June 23rd, 2011 · 1 Comment

Joe Kristan chimes in on the issue of whether the estate tax makes any sense:

David Logan puts it starkly:

Simply put, the federal estate tax does nobody any good.

Why?

Estate taxes are generally levied for two reasons: To break up concentrations of dynastic wealth and to raise significant tax revenues. The seminal 1987 NBER paper by B. Douglas Bernheim, Does the Estate Tax Raise Revenue?, suggests that the estate tax accomplishes neither of these goals.

In fact, according to Mr. Logan, the net effect of the estate tax may be to reduce revenue.

Anybody working in the financial world quickly realizes there is a much more powerful force to break up dynastic wealth than the estate tax. They’re called “beneficiaries.”

To the extent the estate tax does any good, it’s does so through the basis-step up at death — solving the need to dig through ancient or lost records to determine tax basis. Still, that goal could be accomplished by other means at much lower marginal rates.

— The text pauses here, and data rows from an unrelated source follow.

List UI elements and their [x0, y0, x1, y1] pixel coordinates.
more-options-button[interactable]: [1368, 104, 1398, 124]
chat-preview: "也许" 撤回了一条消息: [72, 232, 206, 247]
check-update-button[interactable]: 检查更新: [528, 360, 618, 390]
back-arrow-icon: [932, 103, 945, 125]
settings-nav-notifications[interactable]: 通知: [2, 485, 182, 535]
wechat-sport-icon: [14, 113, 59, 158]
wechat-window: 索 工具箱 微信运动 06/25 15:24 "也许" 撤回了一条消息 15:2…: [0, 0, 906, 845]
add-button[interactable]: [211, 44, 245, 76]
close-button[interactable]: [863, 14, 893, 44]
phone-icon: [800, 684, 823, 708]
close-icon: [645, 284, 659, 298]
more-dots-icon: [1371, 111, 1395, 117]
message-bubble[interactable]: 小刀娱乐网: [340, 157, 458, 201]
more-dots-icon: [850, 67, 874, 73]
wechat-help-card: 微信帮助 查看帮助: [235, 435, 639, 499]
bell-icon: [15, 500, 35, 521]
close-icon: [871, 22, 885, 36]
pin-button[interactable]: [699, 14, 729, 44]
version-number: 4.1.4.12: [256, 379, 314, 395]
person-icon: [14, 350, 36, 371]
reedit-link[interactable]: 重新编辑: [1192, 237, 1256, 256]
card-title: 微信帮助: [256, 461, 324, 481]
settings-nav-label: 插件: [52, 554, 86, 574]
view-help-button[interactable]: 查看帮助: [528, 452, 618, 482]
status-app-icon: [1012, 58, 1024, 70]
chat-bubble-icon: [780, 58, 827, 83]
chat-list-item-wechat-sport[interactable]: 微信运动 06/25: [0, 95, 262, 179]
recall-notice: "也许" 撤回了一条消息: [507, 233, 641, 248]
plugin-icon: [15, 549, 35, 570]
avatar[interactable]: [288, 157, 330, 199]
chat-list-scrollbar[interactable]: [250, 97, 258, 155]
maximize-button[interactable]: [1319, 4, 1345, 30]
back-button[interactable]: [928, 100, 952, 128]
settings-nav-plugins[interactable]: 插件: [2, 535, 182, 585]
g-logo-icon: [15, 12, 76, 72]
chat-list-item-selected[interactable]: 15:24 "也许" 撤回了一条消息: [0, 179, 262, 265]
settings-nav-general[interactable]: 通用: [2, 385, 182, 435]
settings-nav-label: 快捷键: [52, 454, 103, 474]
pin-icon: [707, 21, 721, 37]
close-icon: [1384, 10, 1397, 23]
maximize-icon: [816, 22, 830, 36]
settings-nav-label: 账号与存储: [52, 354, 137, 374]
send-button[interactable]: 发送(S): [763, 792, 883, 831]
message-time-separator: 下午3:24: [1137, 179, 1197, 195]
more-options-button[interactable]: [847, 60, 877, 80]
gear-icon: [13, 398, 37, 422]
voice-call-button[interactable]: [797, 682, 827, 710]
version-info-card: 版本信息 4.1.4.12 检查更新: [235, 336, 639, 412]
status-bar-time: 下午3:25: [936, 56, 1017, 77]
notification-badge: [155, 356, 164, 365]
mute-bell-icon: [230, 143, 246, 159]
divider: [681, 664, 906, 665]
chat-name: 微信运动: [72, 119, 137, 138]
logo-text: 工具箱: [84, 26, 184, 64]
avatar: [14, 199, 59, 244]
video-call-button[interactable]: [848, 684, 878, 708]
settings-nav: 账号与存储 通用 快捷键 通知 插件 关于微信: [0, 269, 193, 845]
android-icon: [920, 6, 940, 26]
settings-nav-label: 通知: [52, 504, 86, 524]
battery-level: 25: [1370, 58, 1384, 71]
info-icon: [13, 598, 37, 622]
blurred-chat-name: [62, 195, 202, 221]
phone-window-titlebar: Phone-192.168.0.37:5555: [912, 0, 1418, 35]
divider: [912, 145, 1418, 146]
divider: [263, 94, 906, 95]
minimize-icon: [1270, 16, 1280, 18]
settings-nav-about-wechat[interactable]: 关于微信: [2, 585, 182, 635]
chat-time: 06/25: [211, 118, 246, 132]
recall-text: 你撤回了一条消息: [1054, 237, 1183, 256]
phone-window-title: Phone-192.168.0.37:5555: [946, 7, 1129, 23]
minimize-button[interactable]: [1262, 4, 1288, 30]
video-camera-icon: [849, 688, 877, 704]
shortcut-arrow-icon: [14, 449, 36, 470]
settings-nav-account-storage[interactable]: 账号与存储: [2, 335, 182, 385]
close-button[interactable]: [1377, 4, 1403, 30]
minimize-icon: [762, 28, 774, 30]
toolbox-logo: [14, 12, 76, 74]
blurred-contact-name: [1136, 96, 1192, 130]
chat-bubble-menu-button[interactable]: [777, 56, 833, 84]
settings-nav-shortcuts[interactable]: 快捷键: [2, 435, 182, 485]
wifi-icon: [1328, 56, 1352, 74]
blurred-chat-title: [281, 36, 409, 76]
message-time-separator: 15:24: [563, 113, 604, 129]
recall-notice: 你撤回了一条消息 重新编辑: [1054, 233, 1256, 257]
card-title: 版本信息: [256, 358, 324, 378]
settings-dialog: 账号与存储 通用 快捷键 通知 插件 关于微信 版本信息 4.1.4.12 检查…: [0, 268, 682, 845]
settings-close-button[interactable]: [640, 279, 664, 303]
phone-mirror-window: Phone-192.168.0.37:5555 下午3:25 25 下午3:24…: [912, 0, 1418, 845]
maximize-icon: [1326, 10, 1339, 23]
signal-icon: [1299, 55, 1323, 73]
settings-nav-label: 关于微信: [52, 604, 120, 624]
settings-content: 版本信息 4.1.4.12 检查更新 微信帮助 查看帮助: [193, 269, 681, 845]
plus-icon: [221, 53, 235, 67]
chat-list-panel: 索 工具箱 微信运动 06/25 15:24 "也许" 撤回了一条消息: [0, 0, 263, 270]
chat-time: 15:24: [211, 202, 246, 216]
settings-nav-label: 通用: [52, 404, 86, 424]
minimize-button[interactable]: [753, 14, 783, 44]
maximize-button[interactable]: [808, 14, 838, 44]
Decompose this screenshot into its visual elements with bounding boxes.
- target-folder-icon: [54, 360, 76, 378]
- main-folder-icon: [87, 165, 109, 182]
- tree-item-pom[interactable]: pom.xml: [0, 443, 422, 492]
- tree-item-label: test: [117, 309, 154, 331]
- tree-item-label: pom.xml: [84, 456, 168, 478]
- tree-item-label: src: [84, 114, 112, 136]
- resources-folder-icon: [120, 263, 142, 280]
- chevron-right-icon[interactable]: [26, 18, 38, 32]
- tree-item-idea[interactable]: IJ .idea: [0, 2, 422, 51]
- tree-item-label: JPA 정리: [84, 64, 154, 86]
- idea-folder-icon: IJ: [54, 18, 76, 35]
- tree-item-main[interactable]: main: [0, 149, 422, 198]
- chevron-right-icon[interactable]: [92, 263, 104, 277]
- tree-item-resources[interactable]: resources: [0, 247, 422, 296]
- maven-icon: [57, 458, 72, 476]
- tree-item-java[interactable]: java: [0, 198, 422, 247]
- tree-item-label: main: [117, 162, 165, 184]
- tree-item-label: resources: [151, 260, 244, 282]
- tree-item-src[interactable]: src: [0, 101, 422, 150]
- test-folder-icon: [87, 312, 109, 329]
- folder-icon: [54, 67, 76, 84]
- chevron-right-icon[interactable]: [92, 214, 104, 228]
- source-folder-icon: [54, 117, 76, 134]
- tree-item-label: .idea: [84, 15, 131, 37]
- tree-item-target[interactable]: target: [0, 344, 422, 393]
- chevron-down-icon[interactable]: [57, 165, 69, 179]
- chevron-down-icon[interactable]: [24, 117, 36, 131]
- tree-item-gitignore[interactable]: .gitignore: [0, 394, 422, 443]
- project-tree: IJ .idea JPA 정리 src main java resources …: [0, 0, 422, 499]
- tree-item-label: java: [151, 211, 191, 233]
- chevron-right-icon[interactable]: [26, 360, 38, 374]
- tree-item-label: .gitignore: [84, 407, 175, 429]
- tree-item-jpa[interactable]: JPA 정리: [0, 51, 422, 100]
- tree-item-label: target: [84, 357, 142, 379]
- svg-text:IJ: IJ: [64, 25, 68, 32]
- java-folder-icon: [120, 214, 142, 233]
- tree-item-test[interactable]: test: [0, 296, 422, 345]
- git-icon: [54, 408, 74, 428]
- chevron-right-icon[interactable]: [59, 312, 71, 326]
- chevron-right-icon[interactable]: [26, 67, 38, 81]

I think where Logan and Kristan go astray is in assuming that proponents of the estate tax actually think it does any good.

Democrats and liberals like the estate tax for three non-utilitarian, demagogic reasons:

  1. The Republicans don’t like it;
  2. Their political base will never have to pay the tax; and
  3. It fits in nicely with their thinly disguised tactic of pitting the middle-class and the poor against the rich.